The scam can take place through a phishing email, phone call, pop-up ad or even a locked screen on your device with a phone number to call to fix. The IC3 offers several tips and guidance on how to handle situations like this and reminds people that legitimate customer, security, or tech support companies will not initiate unsolicited contact with individuals.
Looking for tickets to a concert or for that upcoming football game? If so, beware of tickets scams. The prevalence of online ticket sellers and resellers has created plenty of ticket scam opportunities that you need to be wary of when you go to buy your tickets. The BBB Scam Tracker reported more than 300 ticket scams reported last year with the most common scams centered around reselling fake or non-existent tickets posted on online classifieds and price gouging.
If possible, try to purchase directly from the venue or pause to verify the source of where you are buying the tickets. Discounted prices may be too good to be true. You can look up sellers on The National Association of Ticket Brokers to confirm the site is a verified reseller. Also, make sure the site is a secured site or use a protected payment option such as credit cards versus cash, debit cards or wire transactions, so you have a better chance at getting your money back if scammed.
Fake charity scams are nothing new, and the Veterans Affairs Department and the U.S. Postal Inspection Service warns that veterans of the armed forces are particularly vulnerable. The scammers reportedly offer pension buyouts to veterans or ask veterans to donate to a charity that sounds and looks real but isn't. The scammers take the donations or cash the pension checks.
The scammers will also take the donor's personal information to create a new fake identity or commit more crimes under that person's name. According to an AARP survey, 16% of veterans have lost money to fraudsters, compared to 8% of non-veterans.

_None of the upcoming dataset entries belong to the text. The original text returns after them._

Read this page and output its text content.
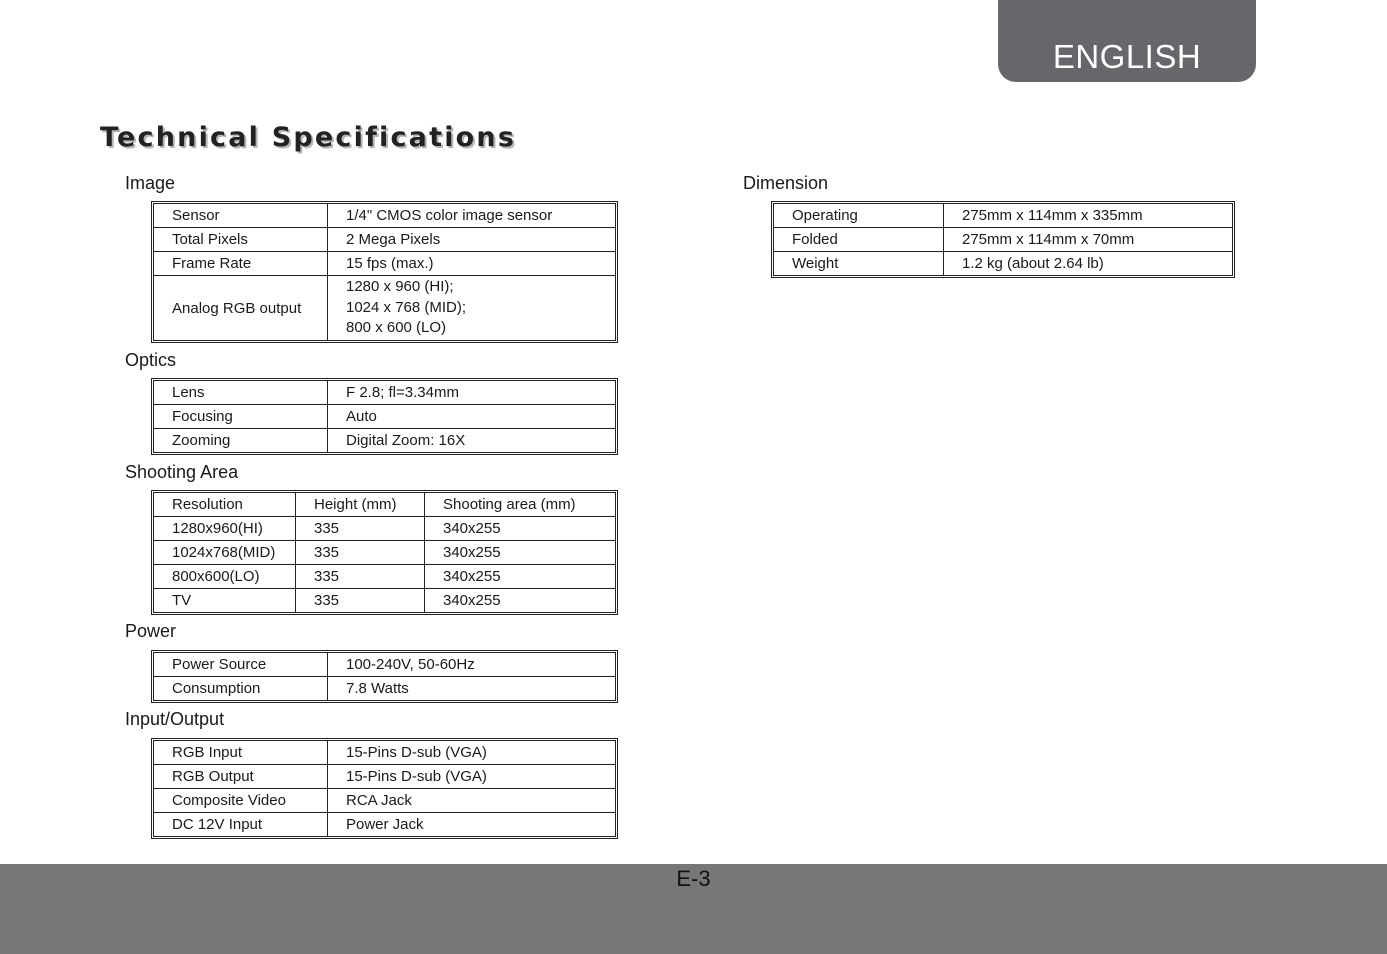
ENGLISH
Technical Specifications

Image

Sensor	1/4" CMOS color image sensor
Total Pixels	2 Mega Pixels
Frame Rate	15 fps (max.)
Analog RGB output	1280 x 960 (HI);
1024 x 768 (MID);
800 x 600 (LO)

Optics

Lens	F 2.8; fl=3.34mm
Focusing	Auto
Zooming	Digital Zoom: 16X

Shooting Area

Resolution	Height (mm)	Shooting area (mm)
1280x960(HI)	335	340x255
1024x768(MID)	335	340x255
800x600(LO)	335	340x255
TV	335	340x255

Power

Power Source	100-240V, 50-60Hz
Consumption	7.8 Watts

Input/Output

RGB Input	15-Pins D-sub (VGA)
RGB Output	15-Pins D-sub (VGA)
Composite Video	RCA Jack
DC 12V Input	Power Jack

Dimension

Operating	275mm x 114mm x 335mm
Folded	275mm x 114mm x 70mm
Weight	1.2 kg (about 2.64 lb)
E-3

"Your Order Has Arrived"/Shipping Status Scam
You may have received an email that says your "order" from Amazon or another ecommerce retailer, has arrived or has been shipped. It likely asks you to click on a link. These emails can be a phishing scam attempting to get personal information from you by asking you to confirm your bank information or other information only known to you. If you are unsure about an email, make sure to check the actual email address to see if it from the company it says its from. Usually phishing scams will say the company name "Amazon," but when you click on the email address, you'll notice it's not from an Amazon domain. Also, you should never send personal information to an email address without confirming first that it is a legitimate business. You can always visit the retailer's website directly and log in to your account to confirm any issues or call their customer service number on their main website.

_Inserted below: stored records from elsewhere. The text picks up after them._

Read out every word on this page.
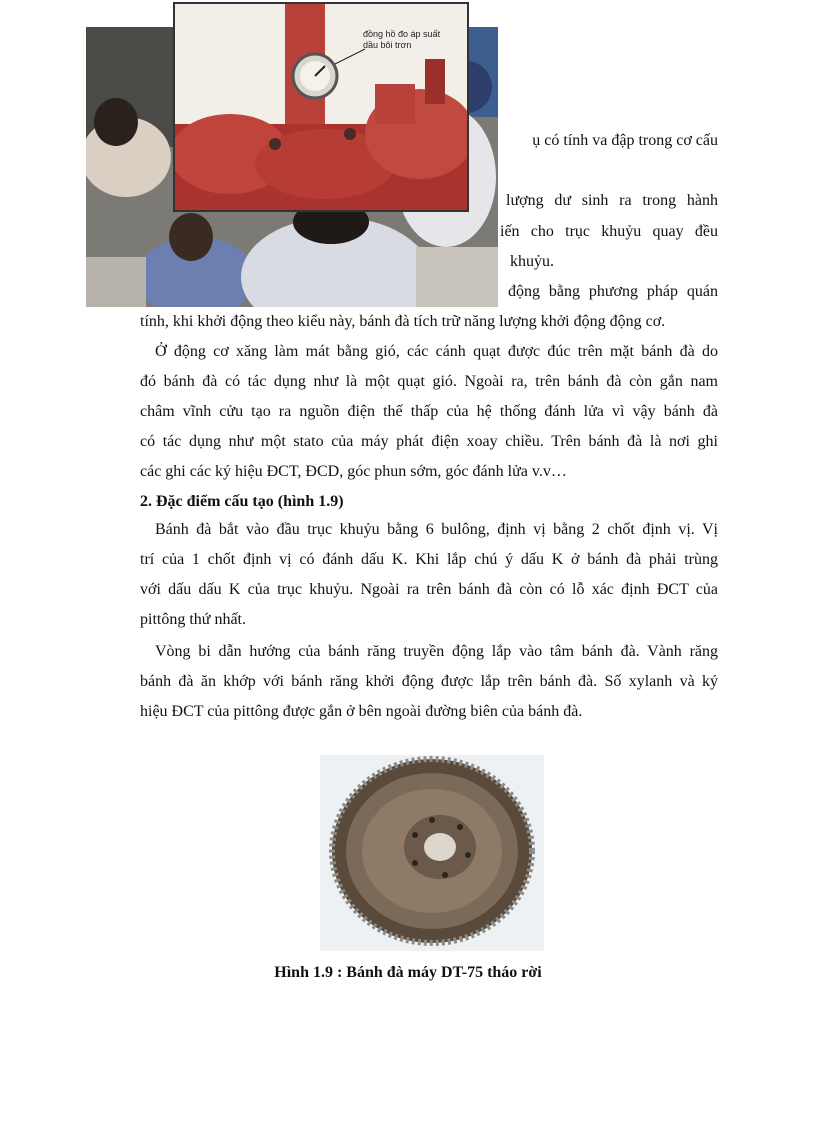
đồng hồ đo áp suất
dầu bôi trơn
ụ có tính va đập trong cơ cấu
lượng dư sinh ra trong hành
iến cho trục khuỷu quay đều
khuỷu.
động bằng phương pháp quán
tính, khi khởi động theo kiểu này, bánh đà tích trữ năng lượng khởi động động cơ.
Ở động cơ xăng làm mát bằng gió, các cánh quạt được đúc trên mặt bánh đà do
đó bánh đà có tác dụng như là một quạt gió. Ngoài ra, trên bánh đà còn gắn nam
châm vĩnh cửu tạo ra nguồn điện thế thấp của hệ thống đánh lửa vì vậy bánh đà
có tác dụng như một stato của máy phát điện xoay chiều. Trên bánh đà là nơi ghi
các ghi các ký hiệu ĐCT, ĐCD, góc phun sớm, góc đánh lửa v.v…
2. Đặc điểm cấu tạo (hình 1.9)
Bánh đà bắt vào đầu trục khuỷu bằng 6 bulông, định vị bằng 2 chốt định vị. Vị
trí của 1 chốt định vị có đánh dấu K. Khi lắp chú ý dấu K ở bánh đà phải trùng
với dấu dấu K của trục khuỷu. Ngoài ra trên bánh đà còn có lỗ xác định ĐCT của
pittông thứ nhất.
Vòng bi dẫn hướng của bánh răng truyền động lắp vào tâm bánh đà. Vành răng
bánh đà ăn khớp với bánh răng khởi động được lắp trên bánh đà. Số xylanh và ký
hiệu ĐCT của pittông được gắn ở bên ngoài đường biên của bánh đà.
Hình 1.9 : Bánh đà máy DT-75 tháo rời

How to Protect Yourself From Being Scammed
To avoid being scammed, you have to remain diligent and follow these steps:
- Assess the validity of all messages that you receive from people and businesses that you do not know. That includes any unsolicited phone calls, people knocking on your door, emails sent to you—even those that look like they are from a company you do business with, or family and friends—and letters received in the mail that look like they are official.
- Any emails and links sent to you that seem off should be checked first, by rolling your cursor over them with your mouse before actually clicking on the link. Look at the destination URL is to see if it looks legitimate or not.
- Scammers will also pose as imposters from businesses or organizations and call or approach you in person. The Consumer Financial Protection Bureau (CFPB) recently warned people about scammers posing as CFPB employees.
Criminals will go to great lengths to try to pressure you with demands for money or payments. If you feel you are being victimized, make sure to report the scam to the proper government agency, your local Better Business Bureau office, and your local police department.